El Camino de Santiago: Pilgrimage in Contemporary Culture
Due Date: 02-01-2019
World religions have long held pilgrimage as an important journey of the faithful. Today, however, there is an increasing number of nonreligious, secular, or spiritual pilgrims undertaking these journeys. The nearly 800 km-long Camino de Santiago is a popular destination for secular pilgrims traveling through France and across Northern Spain. Established as one of three principal Christian pilgrimage routes over 1,200 years ago, the Camino is experiencing increasing visitor numbers, with over 300,000 people undertaking the journey each year.
The Camino’s increased popularity has led to the emergence of a variety of cultural texts, including film and narrative that reflect upon the pilgrimage. These works serve as an interpretive lens through which one can explore the internal and external journey of contemporary pilgrims. What desires motivate the secular pilgrim to undertake the Camino? How do contemporary pilgrims express their experiences of the journey? Has the route taken on a new meaning or function in the twenty-first century?

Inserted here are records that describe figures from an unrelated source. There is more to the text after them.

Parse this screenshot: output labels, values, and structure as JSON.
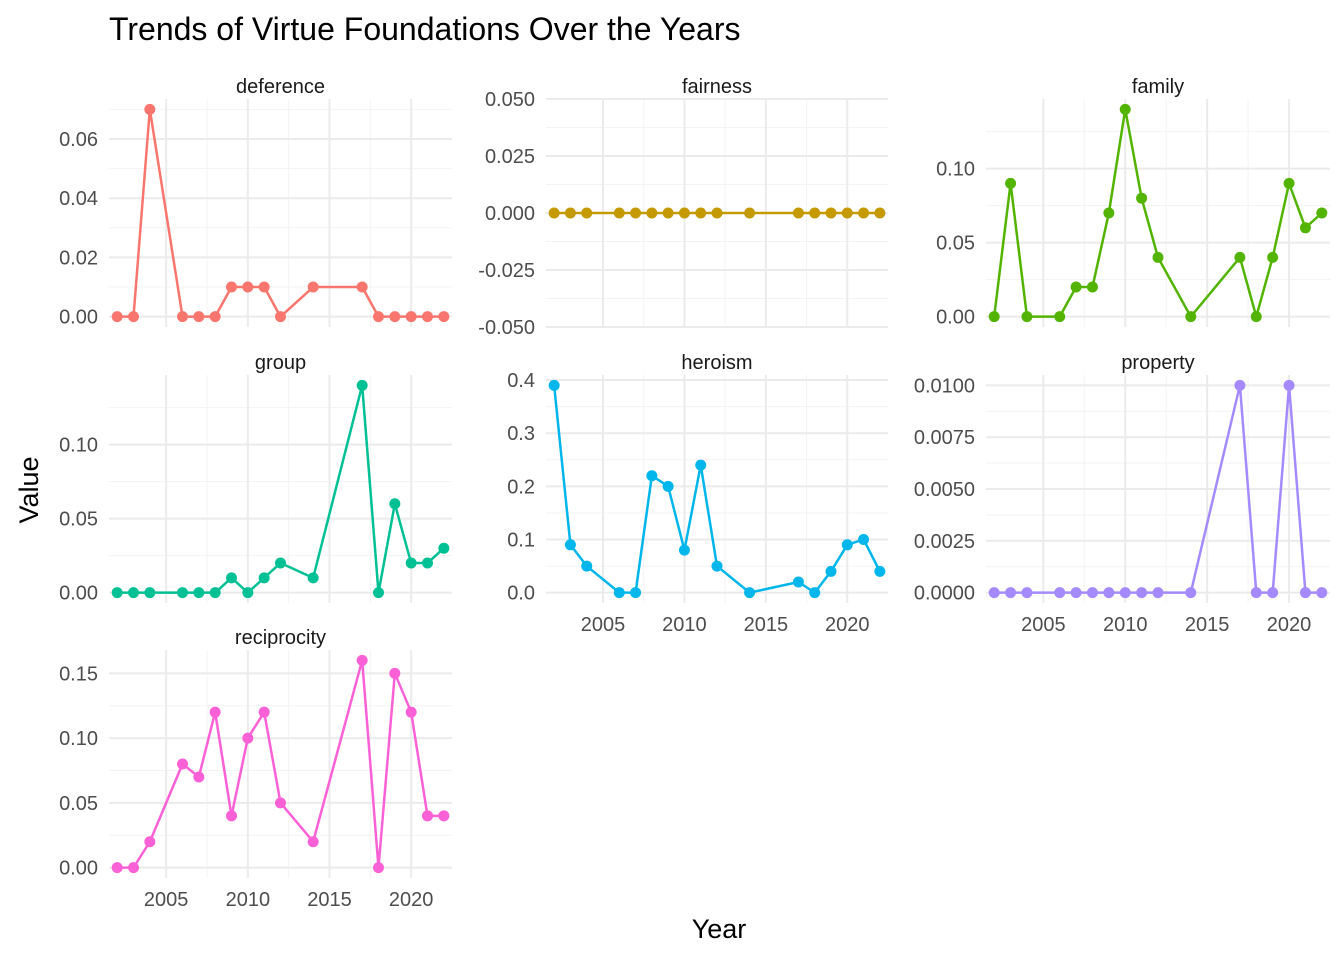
{
  "chart_data": {
    "type": "line",
    "title": "Trends of Virtue Foundations Over the Years",
    "xlabel": "Year",
    "ylabel": "Value",
    "x_ticks": [
      2005,
      2010,
      2015,
      2020
    ],
    "xlim": [
      2001.5,
      2022.5
    ],
    "grid": true,
    "legend": "none",
    "panels": [
      {
        "name": "deference",
        "color": "#F8766D",
        "ylim": [
          -0.0035,
          0.0735
        ],
        "y_ticks": [
          0.0,
          0.02,
          0.04,
          0.06
        ],
        "y_tick_labels": [
          "0.00",
          "0.02",
          "0.04",
          "0.06"
        ],
        "x": [
          2002,
          2003,
          2004,
          2006,
          2007,
          2008,
          2009,
          2010,
          2011,
          2012,
          2014,
          2017,
          2018,
          2019,
          2020,
          2021,
          2022
        ],
        "y": [
          0,
          0,
          0.07,
          0,
          0,
          0,
          0.01,
          0.01,
          0.01,
          0,
          0.01,
          0.01,
          0,
          0,
          0,
          0,
          0
        ]
      },
      {
        "name": "fairness",
        "color": "#C49A00",
        "ylim": [
          -0.05,
          0.05
        ],
        "y_ticks": [
          -0.05,
          -0.025,
          0.0,
          0.025,
          0.05
        ],
        "y_tick_labels": [
          "-0.050",
          "-0.025",
          "0.000",
          "0.025",
          "0.050"
        ],
        "x": [
          2002,
          2003,
          2004,
          2006,
          2007,
          2008,
          2009,
          2010,
          2011,
          2012,
          2014,
          2017,
          2018,
          2019,
          2020,
          2021,
          2022
        ],
        "y": [
          0,
          0,
          0,
          0,
          0,
          0,
          0,
          0,
          0,
          0,
          0,
          0,
          0,
          0,
          0,
          0,
          0
        ]
      },
      {
        "name": "family",
        "color": "#53B400",
        "ylim": [
          -0.007,
          0.147
        ],
        "y_ticks": [
          0.0,
          0.05,
          0.1
        ],
        "y_tick_labels": [
          "0.00",
          "0.05",
          "0.10"
        ],
        "x": [
          2002,
          2003,
          2004,
          2006,
          2007,
          2008,
          2009,
          2010,
          2011,
          2012,
          2014,
          2017,
          2018,
          2019,
          2020,
          2021,
          2022
        ],
        "y": [
          0,
          0.09,
          0,
          0,
          0.02,
          0.02,
          0.07,
          0.14,
          0.08,
          0.04,
          0,
          0.04,
          0,
          0.04,
          0.09,
          0.06,
          0.07
        ]
      },
      {
        "name": "group",
        "color": "#00C094",
        "ylim": [
          -0.007,
          0.147
        ],
        "y_ticks": [
          0.0,
          0.05,
          0.1
        ],
        "y_tick_labels": [
          "0.00",
          "0.05",
          "0.10"
        ],
        "x": [
          2002,
          2003,
          2004,
          2006,
          2007,
          2008,
          2009,
          2010,
          2011,
          2012,
          2014,
          2017,
          2018,
          2019,
          2020,
          2021,
          2022
        ],
        "y": [
          0,
          0,
          0,
          0,
          0,
          0,
          0.01,
          0,
          0.01,
          0.02,
          0.01,
          0.14,
          0,
          0.06,
          0.02,
          0.02,
          0.03
        ]
      },
      {
        "name": "heroism",
        "color": "#00B6EB",
        "ylim": [
          -0.0195,
          0.4095
        ],
        "y_ticks": [
          0.0,
          0.1,
          0.2,
          0.3,
          0.4
        ],
        "y_tick_labels": [
          "0.0",
          "0.1",
          "0.2",
          "0.3",
          "0.4"
        ],
        "x": [
          2002,
          2003,
          2004,
          2006,
          2007,
          2008,
          2009,
          2010,
          2011,
          2012,
          2014,
          2017,
          2018,
          2019,
          2020,
          2021,
          2022
        ],
        "y": [
          0.39,
          0.09,
          0.05,
          0,
          0,
          0.22,
          0.2,
          0.08,
          0.24,
          0.05,
          0,
          0.02,
          0,
          0.04,
          0.09,
          0.1,
          0.04
        ]
      },
      {
        "name": "property",
        "color": "#A58AFF",
        "ylim": [
          -0.0005,
          0.0105
        ],
        "y_ticks": [
          0.0,
          0.0025,
          0.005,
          0.0075,
          0.01
        ],
        "y_tick_labels": [
          "0.0000",
          "0.0025",
          "0.0050",
          "0.0075",
          "0.0100"
        ],
        "x": [
          2002,
          2003,
          2004,
          2006,
          2007,
          2008,
          2009,
          2010,
          2011,
          2012,
          2014,
          2017,
          2018,
          2019,
          2020,
          2021,
          2022
        ],
        "y": [
          0,
          0,
          0,
          0,
          0,
          0,
          0,
          0,
          0,
          0,
          0,
          0.01,
          0,
          0,
          0.01,
          0,
          0
        ]
      },
      {
        "name": "reciprocity",
        "color": "#FB61D7",
        "ylim": [
          -0.008,
          0.168
        ],
        "y_ticks": [
          0.0,
          0.05,
          0.1,
          0.15
        ],
        "y_tick_labels": [
          "0.00",
          "0.05",
          "0.10",
          "0.15"
        ],
        "x": [
          2002,
          2003,
          2004,
          2006,
          2007,
          2008,
          2009,
          2010,
          2011,
          2012,
          2014,
          2017,
          2018,
          2019,
          2020,
          2021,
          2022
        ],
        "y": [
          0,
          0,
          0.02,
          0.08,
          0.07,
          0.12,
          0.04,
          0.1,
          0.12,
          0.05,
          0.02,
          0.16,
          0,
          0.15,
          0.12,
          0.04,
          0.04
        ]
      }
    ]
  }
}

The editor of a proposed volume on the above topic requests original, unpublished manuscripts for a collection tentatively entitled El Camino de Santiago: Pilgrimage in Contemporary Culture. The proposed book will focus on contemporary cultural texts depicting the pilgrim’s journey along the Camino de Santiago that specifically reflect upon and help define the purpose of pilgrimage in the modern world. Manuscripts must be written in English; however, submissions based on non-English-language texts are welcome.
Please send a brief abstract (350–500 words) by 1 February 2019 to Tiffany Trotman (firstname.lastname@example.org). Successful submissions will be based on coherence with the overall volume and a novel perspective. Submitters will be notified of acceptance by 15 March 2019. Completed manuscripts must be submitted by 30 June 2019.